Por Amir Labaki
A obra de Nelson Pereira dos Santos finalmente ganha tratamento nobre em DVD como o lançamento da primeira das quatro caixas da coleção editada pela Bretz Filmes (R$ 159,90). Cobrindo o período entre 1956 e 1967, reúne versões restauradas no fim da década passada, com patrocínio da Petrobras, de cinco de seus seis primeiros longas-metragens, faltando infelizmente apenas sua essencial estreia com “Rio, 40 Graus” (1955).
Esta primeira leva apresenta “Rio, Zona Norte” (1956), “Mandacaru Vermelho” (1960), “Boca de Ouro” (1963), “Vidas Secas” (1964) e “El Justicero” (1967).
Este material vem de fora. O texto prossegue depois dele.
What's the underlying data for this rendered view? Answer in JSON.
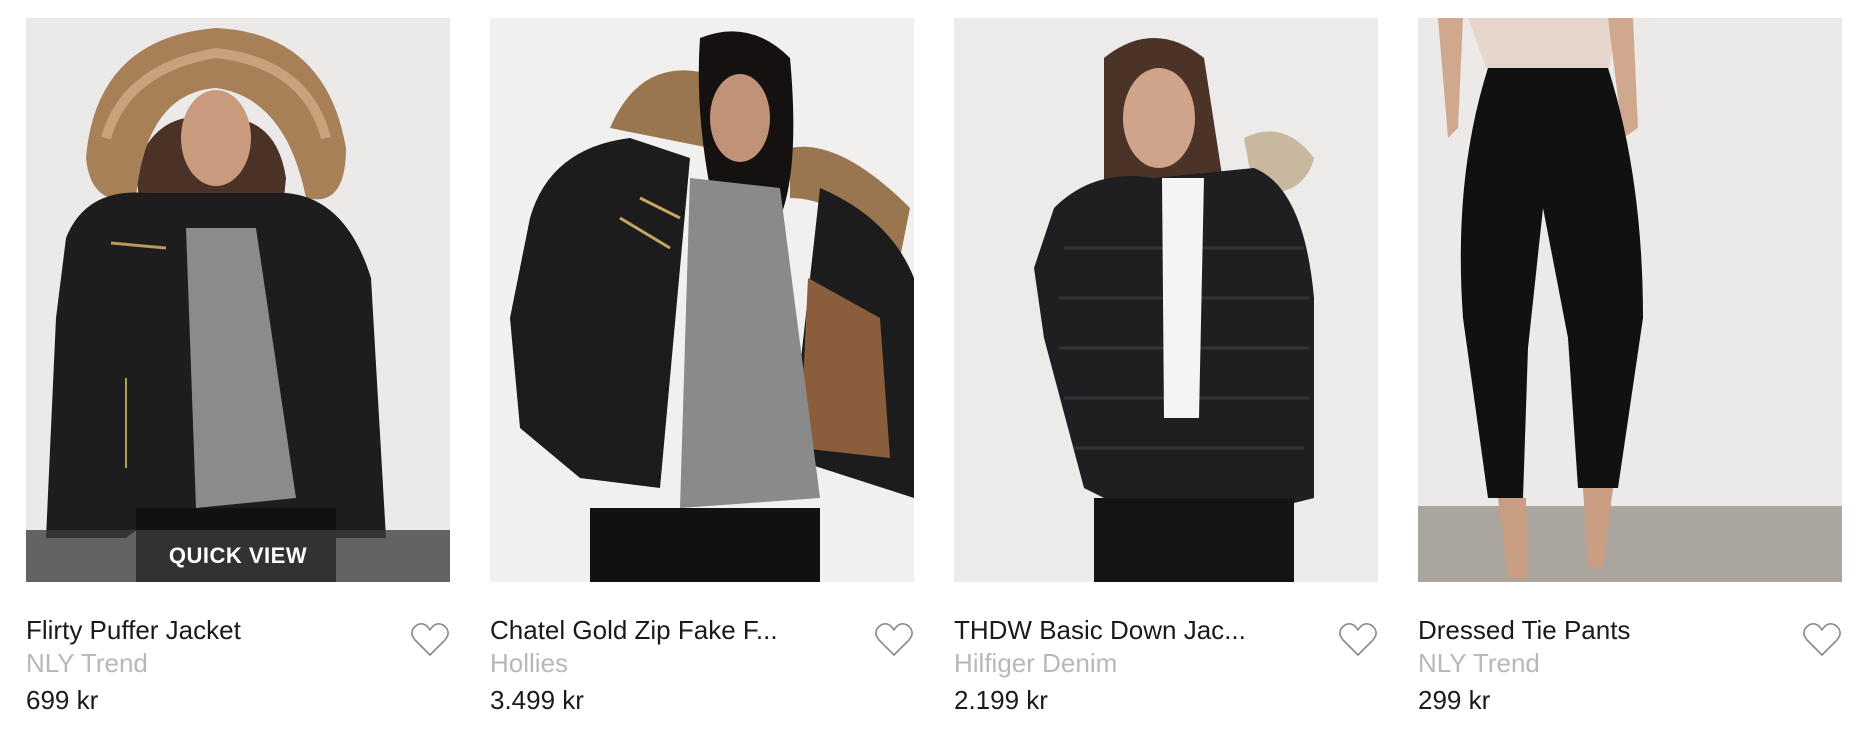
{
  "products": [
    {
      "name": "Flirty Puffer Jacket",
      "brand": "NLY Trend",
      "price": "699 kr",
      "image": "woman-black-puffer-fur-hood",
      "quick_view": "QUICK VIEW"
    },
    {
      "name": "Chatel Gold Zip Fake F...",
      "brand": "Hollies",
      "price": "3.499 kr",
      "image": "woman-black-jacket-leopard-lining"
    },
    {
      "name": "THDW Basic Down Jac...",
      "brand": "Hilfiger Denim",
      "price": "2.199 kr",
      "image": "woman-black-down-jacket"
    },
    {
      "name": "Dressed Tie Pants",
      "brand": "NLY Trend",
      "price": "299 kr",
      "image": "black-tie-pants"
    }
  ],
  "icons": {
    "wishlist": "heart-outline-icon"
  },
  "colors": {
    "brand_text": "#b8b8b8",
    "text": "#1a1a1a",
    "quick_view_bg": "#3c3c3c"
  }
}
As seguintes cobrirão respectivamente os períodos entre 1968 a 1973, o mais marcado pela experimentação e pelo desbunde como “Azyllo Muito Louco”(1970); 1977 a 1993, de retomada das grandes adaptações literárias como “Memórias do Cárcere” (1984); e 2000 a 2012, focado principalmente em documentários como “A Música Segundo Tom Jobim” (2012).
A possibilidade de uma nova revisão da filmografia de Nelson Pereira dos Santos, que aos 88 anos prepara um filme sobre D. Pedro II, coincide com mais uma homenagem: a atribuição a ele da Medalha Paulo Emílio Sales Gomes pela 50a edição do Festival de Brasília, que começa no próximo dia 15. Nada mais merecido pois Nelson já estava na linha de frente do cinema brasileiro em 1965 quando o evento nasceu, sendo à época um dos principais professores do curso de cinema da UnB.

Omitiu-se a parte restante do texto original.